朝他们走来,李善情脸上已经丝毫不见昨天面对庄叙的不甘和委屈,像完全消化了无法植入缓释器的怨愤,迅速地抛却了错的路途,决定朝别的方向走。

“讲你的学习。”周律师站起来,走过去,像昨天庄叙一样替李善情理了衣领。

李善情看了看庄叙,说:“庄叙知道的,我的简历先给他看过。那有说我要转学吗?”

“说了。”庄叙比周律师先开口。

这时候,周律师的手机震了起来,她有个不得不接的工作电话,便快步走出去接,这小花园里只剩下庄叙和李善情。

上一次庄叙来这里,误会了李善情,态度不太好。这一次说不清是什么场景,不过李善情的态度到是很随意,完全不心虚,对他说:“护士跟我说你上午来看我了,谢谢哦。我现在已经不生气了,我能不能植入,也不是你能决定的。”

“不过我就是被你气出荨麻疹的,”话音未落,他又转转眼睛,“我都没有和我妈说。”又露出些得意:“不然你肯定被她拉进客户黑名单。”

“我没遗产官司要打了,”庄叙打击他,“我听周律师说,她好像也不知道你绕过她们,把体检报告给我的事。”

李善情撇撇嘴,“嗯”了一声,告诉庄叙:“我准备提早离开滨港啦,昨天你走之后,我很快就决定了。

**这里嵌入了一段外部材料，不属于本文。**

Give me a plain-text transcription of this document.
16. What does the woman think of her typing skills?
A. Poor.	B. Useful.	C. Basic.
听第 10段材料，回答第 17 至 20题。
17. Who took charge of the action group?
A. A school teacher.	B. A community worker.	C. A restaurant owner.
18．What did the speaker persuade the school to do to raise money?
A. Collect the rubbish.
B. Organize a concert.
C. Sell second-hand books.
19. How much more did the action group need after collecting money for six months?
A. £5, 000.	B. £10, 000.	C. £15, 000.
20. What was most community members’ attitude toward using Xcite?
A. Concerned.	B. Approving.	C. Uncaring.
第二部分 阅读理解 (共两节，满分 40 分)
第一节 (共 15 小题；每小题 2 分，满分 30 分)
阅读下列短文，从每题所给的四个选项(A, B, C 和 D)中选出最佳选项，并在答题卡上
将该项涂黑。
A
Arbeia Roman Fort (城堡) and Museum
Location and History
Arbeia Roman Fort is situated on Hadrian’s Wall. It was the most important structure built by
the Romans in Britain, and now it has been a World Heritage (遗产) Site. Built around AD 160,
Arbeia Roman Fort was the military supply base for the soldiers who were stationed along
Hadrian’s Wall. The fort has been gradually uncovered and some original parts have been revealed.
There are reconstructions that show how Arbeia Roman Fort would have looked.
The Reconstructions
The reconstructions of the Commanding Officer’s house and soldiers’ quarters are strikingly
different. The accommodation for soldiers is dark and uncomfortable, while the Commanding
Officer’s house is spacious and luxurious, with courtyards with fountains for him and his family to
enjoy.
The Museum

”

“你会在意吗?”他好奇地问,又马上转开眼,“算了,我知道你也无所谓。庄叙,你不会对你不在乎的人随口说的话,也有强迫症,必须要对方实现吧?我是说你觉得我会上滨港大学的事。”

李善情的眼神坦荡单纯到残酷的地步,他说出这些话如此简单,让庄叙也认清,事实本是如此。

十六七岁的不成熟青少年说出的话,怎会有人句句当真?

有时从飞机上往下看,白云会像厚得完全可以承载重物,庄叙对李善情的话语,也有类似的误解。将无处放置的紧密情感,压在一个实际脆弱得无暇他顾的人身上,是放置者的错。

如果是几年后的庄叙,即便想问,也会控制住。但庄叙当时却不知为什么,不够大方地追问:“你上完学之后,有什么打算?”

“我不知道,那也太遥远了,”李善情说,“我不想那么远的事情。”

傍晚最后的夕阳沉得很快,花园里的自动灯亮了起来,照得李善情的头发毛绒绒。他观察着庄叙的脸,忽而问:“庄叙,你愿不愿意再带我出去玩一次啊,我走了之后应该很久都不能回来。”

“为什么要我带,”庄叙问,“觉得我不会内疚?”

李善情乖乖地摇摇头,说:“不是啊,你怎么什么话都记住,我觉得和你出去玩很开心。”

“当然也有你本来就不会内疚啦,”李善情又笑了一下,“你带我去玩嘛。”

说实话,庄叙被他瞒骗,他一句歉都不道,任谁都应该拒绝,但庄叙却还对他说“行”。

后悔过很多事,觉得完全能处理得更好,但没有这一件。庄叙无法说后悔。

三月就这样结束。四月份李善情反着时差忙转学的事,也有试要考,所以很忙,没法出门玩,庄叙收到他的消息,都在凌晨三点。

而李善情空一些的五月,庄叙又回到内陆的工厂,出差大半个月。